Kegagalan fixture datang dari kedua tahap: kotak yang terlewat atau salah orientasi di sisi geometri, dan kebingungan tanda dolar di sisi recognizer. Perlakukan upscaling, normalisasi orientasi, crop ber-padding, dan perbaikan simbol berbasis skema sebagai kandidat yang perlu divalidasi, bukan fix yang aman secara universal.
Jangan mengujinya seperti yang hampir saya lakukan, dengan harness evaluasi yang rusak dan angka yang tidak Anda pahami. Render fixture Anda sendiri, ketahui ground truth secara presisi, dan temukan jurang Anda sendiri.
Coba Thunderbit untuk Ekstraksi Data Web Get Started Free
FAQ
Apakah EasyOCR cukup akurat untuk ekstraksi teks screenshot di production?
Pada dashboard sintetis, elemen yang berhasil dicocokkan memiliki mean CER 0.027 dengan 13 dari 16 tepat. Tiga dari 19 elemen tidak terdeteksi, dan tiga dari empat tanda dolar berubah menjadi S. Apakah itu bisa diterima — dan apakah upscaling atau perbaikan berbasis skema membantu — harus diuji pada layout target.
Berapa ukuran font minimum yang bisa dibaca EasyOCR?
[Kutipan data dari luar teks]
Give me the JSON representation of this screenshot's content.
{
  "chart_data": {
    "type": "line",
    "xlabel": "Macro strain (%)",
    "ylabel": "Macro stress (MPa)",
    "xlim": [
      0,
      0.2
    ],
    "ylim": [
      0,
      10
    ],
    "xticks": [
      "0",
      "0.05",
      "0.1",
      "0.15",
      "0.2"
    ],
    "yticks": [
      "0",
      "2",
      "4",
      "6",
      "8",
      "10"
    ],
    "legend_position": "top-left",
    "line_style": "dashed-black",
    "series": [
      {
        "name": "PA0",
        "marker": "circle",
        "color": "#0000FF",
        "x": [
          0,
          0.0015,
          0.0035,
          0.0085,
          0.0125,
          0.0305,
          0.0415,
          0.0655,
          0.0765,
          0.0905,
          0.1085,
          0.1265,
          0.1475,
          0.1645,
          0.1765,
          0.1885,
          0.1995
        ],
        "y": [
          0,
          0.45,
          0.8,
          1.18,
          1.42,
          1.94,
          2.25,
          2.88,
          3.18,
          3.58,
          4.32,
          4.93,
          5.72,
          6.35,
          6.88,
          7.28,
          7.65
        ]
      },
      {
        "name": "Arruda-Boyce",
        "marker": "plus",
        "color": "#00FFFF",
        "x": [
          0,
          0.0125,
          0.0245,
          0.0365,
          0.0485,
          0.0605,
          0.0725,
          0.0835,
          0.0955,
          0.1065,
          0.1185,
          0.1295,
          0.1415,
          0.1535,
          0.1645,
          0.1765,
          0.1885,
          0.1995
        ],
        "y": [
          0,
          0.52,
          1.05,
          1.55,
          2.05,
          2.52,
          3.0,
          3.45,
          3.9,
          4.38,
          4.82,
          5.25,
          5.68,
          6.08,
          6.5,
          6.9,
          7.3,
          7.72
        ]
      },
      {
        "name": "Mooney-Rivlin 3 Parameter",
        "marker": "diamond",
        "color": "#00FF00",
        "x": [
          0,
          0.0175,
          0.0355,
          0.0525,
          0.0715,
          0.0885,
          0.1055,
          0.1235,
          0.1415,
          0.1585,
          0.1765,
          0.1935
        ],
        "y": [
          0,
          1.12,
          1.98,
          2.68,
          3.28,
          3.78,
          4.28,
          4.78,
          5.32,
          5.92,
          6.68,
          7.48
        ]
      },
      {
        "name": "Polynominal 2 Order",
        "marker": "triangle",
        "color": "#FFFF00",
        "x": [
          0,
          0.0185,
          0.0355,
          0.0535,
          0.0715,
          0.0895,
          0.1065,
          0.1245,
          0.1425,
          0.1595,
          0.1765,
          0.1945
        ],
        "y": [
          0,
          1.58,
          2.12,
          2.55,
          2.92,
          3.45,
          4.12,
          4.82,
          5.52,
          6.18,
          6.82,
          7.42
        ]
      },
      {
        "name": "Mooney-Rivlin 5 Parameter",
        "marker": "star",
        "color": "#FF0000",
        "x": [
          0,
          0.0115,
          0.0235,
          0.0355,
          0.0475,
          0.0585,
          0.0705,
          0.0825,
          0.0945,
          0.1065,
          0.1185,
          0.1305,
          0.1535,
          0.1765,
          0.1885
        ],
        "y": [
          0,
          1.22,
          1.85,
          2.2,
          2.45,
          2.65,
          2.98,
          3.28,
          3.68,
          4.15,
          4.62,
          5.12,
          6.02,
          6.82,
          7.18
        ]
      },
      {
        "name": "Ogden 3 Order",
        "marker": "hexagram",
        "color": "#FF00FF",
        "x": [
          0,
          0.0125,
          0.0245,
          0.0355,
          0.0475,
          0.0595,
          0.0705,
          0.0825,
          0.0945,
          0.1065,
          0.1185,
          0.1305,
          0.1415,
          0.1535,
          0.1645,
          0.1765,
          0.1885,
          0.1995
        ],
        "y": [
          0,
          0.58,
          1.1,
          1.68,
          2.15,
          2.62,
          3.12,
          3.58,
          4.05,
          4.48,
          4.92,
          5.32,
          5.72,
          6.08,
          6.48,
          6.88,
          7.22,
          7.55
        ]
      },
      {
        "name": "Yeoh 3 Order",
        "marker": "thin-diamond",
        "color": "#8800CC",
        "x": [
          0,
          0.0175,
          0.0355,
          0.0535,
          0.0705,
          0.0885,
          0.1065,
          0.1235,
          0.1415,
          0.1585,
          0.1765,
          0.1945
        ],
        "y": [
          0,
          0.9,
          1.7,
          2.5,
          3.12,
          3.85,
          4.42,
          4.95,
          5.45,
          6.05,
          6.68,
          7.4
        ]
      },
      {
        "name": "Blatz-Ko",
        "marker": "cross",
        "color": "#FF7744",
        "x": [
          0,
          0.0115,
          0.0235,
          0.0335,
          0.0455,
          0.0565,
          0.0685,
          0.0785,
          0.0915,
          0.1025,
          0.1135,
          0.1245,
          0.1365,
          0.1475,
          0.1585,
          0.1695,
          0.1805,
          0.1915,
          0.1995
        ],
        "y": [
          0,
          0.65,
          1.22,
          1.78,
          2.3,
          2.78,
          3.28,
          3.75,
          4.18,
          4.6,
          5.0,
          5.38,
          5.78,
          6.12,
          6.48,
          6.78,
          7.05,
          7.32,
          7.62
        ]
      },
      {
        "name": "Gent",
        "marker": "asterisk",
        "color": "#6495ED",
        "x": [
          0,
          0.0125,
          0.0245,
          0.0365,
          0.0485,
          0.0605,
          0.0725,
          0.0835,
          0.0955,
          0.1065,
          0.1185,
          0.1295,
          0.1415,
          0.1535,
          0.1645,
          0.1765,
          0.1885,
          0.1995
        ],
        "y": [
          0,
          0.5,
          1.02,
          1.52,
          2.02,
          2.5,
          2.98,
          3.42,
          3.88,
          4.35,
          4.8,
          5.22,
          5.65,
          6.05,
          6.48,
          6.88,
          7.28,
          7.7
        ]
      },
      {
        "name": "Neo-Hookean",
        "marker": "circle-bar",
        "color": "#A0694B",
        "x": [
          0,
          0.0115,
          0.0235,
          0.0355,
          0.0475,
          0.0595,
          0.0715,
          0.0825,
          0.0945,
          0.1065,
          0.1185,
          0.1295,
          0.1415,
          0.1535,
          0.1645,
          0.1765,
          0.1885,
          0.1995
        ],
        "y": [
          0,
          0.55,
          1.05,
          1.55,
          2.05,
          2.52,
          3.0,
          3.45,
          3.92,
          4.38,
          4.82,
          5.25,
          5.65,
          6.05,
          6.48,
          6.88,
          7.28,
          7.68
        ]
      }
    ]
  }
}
Secara praktis, sekitar 12 piksel tinggi glyph yang dirender. Parameter readtext() min_size=10 membuang kotak terdeteksi yang lebih pendek dari 10 px, dan efeknya adalah jurang, bukan lereng: CER 0.77 pada 8 px, 0.15 pada 10 px, 0.04 pada 12 px, dan 0 pada 16 px. Band bersih dalam sweep saya ada di 12–28 px. Jika sumber Anda adalah screenshot HiDPI yang ditangkap pada 1× atau PDF yang diraster pada 72 DPI, upscale dulu sebelum OCR, bukan menurunkan min_size, karena filter itu memang ada untuk menekan deteksi sampah.
Apakah rotation_info memperbaiki gambar yang terputar di EasyOCR?
Tidak andal, dan tidak simetris. Dengan rotation_info=[90,180,270] pada tiga salinan yang diputar ortogonal dari kalimat yang sama, gambar 270° pulih bersih (CER 0.83 → 0.10), gambar 180° hanya sebagian (0.85 → 0.67, dengan satu frasa hilang), dan gambar 90° justru lebih buruk (0.81 → 0.92) sambil mengembalikan teks cermin seperti VOW → MOA. Parameter ini juga tidak membantu skew kecil, karena ia hanya mencoba ulang pada sudut yang Anda daftarkan. Koreksi orientasi sebelum memanggil EasyOCR, jangan bergantung pada parameter ini.
Berapa besar memory dan disk yang dibutuhkan EasyOCR?
Bobot modelnya 93,7 MiB, diunduh ke ~/.EasyOCR/model/ saat pertama dipakai—79,30 MiB untuk detector plus 14,44 MiB untuk recognizer bahasa Inggris. Peak resident memory pada proses CPU baru yang diukur adalah 984,5 MiB, di atas instalasi torch sekitar 2 GB. Inisialisasi dingin reader memakan 1,3–1,7 detik; satu baris bersih kemudian berjalan sekitar p50 0,062 detik di mesin ini. detail=0 mengubah bentuk return, bukan runtime yang diukur.
Apakah EasyOCR gratis untuk penggunaan komersial, dan apakah masih dirawat? Ya, lisensinya Apache-2.0, yang permisif dan ramah komersial. Per 27 Juli 2026 repositori berada di 29.825 bintang dengan 528 issue terbuka, rilis terbaru adalah v1.7.2 dari September 2024, dan push terakhir ke master terjadi pada Desember 2025. Artikan itu sebagai stabil, bukan ditinggalkan — arsitekturnya tidak banyak berubah belakangan ini dan aktivitasnya berpindah ke issue tracker. Pastikan sendiri lisensi dan status rilisan saat ini sebelum membangun di atasnya.